Zigana Köyü’nün yaylasında yer alan küçük bir gölden bahseden Zehir Hüseyin, ısrarla orayı görmemiz gerektiğini söylerdi.

O tarihlerde göle ulaşım elbette vardı ama yol oldukça bozuktu. Gölü köylülerden başka neredeyse kimse bilmiyordu.

Ve nihayet bir sonbahar gününde Limniye (göle) vardık.

Doğa, tarifsiz güzelliklerini bir konfeti gibi o küçük gölün başına yağdırmıştı adeta. Cennetten bir köşe mi demiştiniz? İşte tam burasıydı.

Sonra yolun bozukluğuna aldırmadan Limni’nin güzelliğini yaşamak için zaman zaman yolumuzu Zigana’nın ardına düşürür olduk.

O bakir ve duru güzellik yıllarca Zigana’nın koynunda kendini saklamış adeta.

Ama nereye kadar?

Yok edici zihniyetimizin oraya da ulaşması gecikmeyecekti elbet.

Çok geçmeden Limni’nin varlığı birilerinin kulağına fısıldandı.

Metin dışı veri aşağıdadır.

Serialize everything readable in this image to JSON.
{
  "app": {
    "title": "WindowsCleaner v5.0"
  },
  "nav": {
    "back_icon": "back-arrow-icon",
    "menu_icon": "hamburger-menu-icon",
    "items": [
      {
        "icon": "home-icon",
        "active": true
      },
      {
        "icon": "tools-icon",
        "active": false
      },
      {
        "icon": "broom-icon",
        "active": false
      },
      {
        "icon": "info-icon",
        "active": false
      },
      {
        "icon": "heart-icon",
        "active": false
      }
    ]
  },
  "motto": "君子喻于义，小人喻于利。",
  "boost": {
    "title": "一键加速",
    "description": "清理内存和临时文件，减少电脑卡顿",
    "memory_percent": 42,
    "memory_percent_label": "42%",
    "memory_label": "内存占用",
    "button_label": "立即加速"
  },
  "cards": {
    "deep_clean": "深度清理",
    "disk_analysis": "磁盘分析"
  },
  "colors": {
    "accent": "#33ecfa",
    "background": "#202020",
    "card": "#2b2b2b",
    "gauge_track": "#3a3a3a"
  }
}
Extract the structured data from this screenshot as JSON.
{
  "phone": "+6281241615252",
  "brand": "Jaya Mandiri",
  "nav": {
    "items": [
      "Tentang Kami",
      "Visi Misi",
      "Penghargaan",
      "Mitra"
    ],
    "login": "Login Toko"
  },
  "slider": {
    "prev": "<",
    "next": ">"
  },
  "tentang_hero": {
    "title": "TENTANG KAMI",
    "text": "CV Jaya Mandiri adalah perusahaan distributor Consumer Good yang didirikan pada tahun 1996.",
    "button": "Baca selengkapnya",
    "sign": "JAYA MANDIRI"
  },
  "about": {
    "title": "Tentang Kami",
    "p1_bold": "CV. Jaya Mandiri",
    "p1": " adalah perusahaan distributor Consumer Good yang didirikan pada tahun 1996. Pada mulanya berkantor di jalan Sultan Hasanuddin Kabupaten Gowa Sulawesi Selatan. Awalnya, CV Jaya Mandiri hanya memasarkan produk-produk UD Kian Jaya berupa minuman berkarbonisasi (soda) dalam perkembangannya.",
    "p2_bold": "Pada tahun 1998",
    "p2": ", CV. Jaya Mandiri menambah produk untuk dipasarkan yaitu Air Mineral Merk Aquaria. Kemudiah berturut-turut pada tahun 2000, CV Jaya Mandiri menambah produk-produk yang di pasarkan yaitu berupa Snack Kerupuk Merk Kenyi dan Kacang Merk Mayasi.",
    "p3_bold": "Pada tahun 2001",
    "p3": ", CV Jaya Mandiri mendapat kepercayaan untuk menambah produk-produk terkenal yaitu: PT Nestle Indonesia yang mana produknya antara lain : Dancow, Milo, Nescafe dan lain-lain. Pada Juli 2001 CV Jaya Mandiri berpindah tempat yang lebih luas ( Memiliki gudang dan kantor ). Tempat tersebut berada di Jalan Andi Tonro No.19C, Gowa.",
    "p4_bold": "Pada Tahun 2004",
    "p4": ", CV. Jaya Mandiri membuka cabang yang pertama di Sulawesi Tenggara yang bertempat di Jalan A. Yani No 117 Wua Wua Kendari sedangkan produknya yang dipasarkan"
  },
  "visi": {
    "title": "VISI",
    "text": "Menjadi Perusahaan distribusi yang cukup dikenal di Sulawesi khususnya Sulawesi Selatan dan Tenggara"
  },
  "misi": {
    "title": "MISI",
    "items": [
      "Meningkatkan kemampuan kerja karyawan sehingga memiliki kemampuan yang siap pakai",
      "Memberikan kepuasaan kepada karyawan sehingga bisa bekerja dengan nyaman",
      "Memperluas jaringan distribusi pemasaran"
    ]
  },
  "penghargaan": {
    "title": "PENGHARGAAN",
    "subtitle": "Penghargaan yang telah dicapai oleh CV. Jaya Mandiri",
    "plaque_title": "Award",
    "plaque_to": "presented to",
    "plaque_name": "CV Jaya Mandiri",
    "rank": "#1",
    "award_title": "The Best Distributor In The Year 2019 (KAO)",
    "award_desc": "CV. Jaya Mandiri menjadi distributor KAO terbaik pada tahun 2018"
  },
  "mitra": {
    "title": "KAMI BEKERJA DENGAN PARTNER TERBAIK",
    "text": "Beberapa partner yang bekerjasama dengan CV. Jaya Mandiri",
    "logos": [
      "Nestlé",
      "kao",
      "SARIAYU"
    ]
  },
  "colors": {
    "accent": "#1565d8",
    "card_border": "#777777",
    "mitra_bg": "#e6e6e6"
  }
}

Yol gider, insan gider ve ne yazık ki değerler gider.

Derken Limni turizme açıldı.

O duru, el değmemiş, masum güzellik kaldıramayacağı kalabalıkların istilasına uğradı. Artık diğer yaylalarımızın yaşadığı akıbetin, Limni’de de yaşanması kaçınılmazdı.

Limni-Zigana çoktan kepenkleri kapattı, görmeye göz duymaya kulak gerek.

    &&&&

Zigana günlerinde tanıdığım Volkan Çelik, ki kendisi Torul Orman İşletme Müdürlüğünde çalışıyor, sohbetlerimizde sık sık pek bilinmeyen bir gölden bahsederdi.

Gölün adının Limni olduğunu ve Zermut köyünün yayla eteğinde olduğunu söylerdi. Pek geleni gideni olmazmış, yani henüz keşfedilmemiş.

Çok geçmeden yolumuzu Torul’un Altınpınar (Zermut) köyüne düşürdük.

Torul’dan güneye doğru sarkan Çit vadisinde 2023 sonbaharının güzelliklerini yudumlayarak ilerledik. İlk şaşkınlığımızı 1500 rakımlardaki Altınpınar köyünde yaşadık. Çok büyük bir köy. Köyü asla bu boyutta düşünmemiştik. Oldukça bakımlı ve şirin. Molamızı verip, köylülerle çay sohbeti yapalım istedik.

Daha çayımızdan bir yudum almamıştık ki; masamızdaki köylülerden biri “Limni gölümüz yakında turizme açılacak inşallah” diyerek o kahredici bilgiyi masamızın ortasına döktü.

Artık afiyetimiz çok kaçıktı. Limni’ye doğru tırmanırken karşılaşacağımız güzelliği değil, açılımın getireceği yıkımı düşünüyorduk.

    &&&&
Zermut Limni’sindeyiz, muhteşem bir güzellik. İtiraf etmeliyim ki, Zigana Limni’ sinin bakir dönemleri bile buranın yanında sönük kalır.

Doyumsuz bir doğa, emsalsiz bir güzellik.

Aman Allah’ım ne büyüksün…

    &&&&

Ey Altınpınar’lı kardeşlerim; turizme açılmak kulağa hoş geliyor, lütfen biraz sağınıza solunuza bakın, yok oluşları görün lütfen!

Zigana Limni’sine bakın, Uzungöl’e, Hıdırnebi’ye kısaca sağa sola bakın. Bağrınızdaki cenneti cehenneme çevirtmeyin.

Ey yetkililer burası İlla da turizme açılacaksa lütfen bu sefer tamamen uluslararası standartlara göre açılsın. Ne olur har vurup harman savrulmasın, ranta feda edilmesin.

Kıyılmasın asırlık çamlara, zemzem gibi akan sulara. Kıyılmasın doğaya ve doğanın gerçek sahibi olan diğer canlılara.

Artık yeter limnileri rahat bırakalım.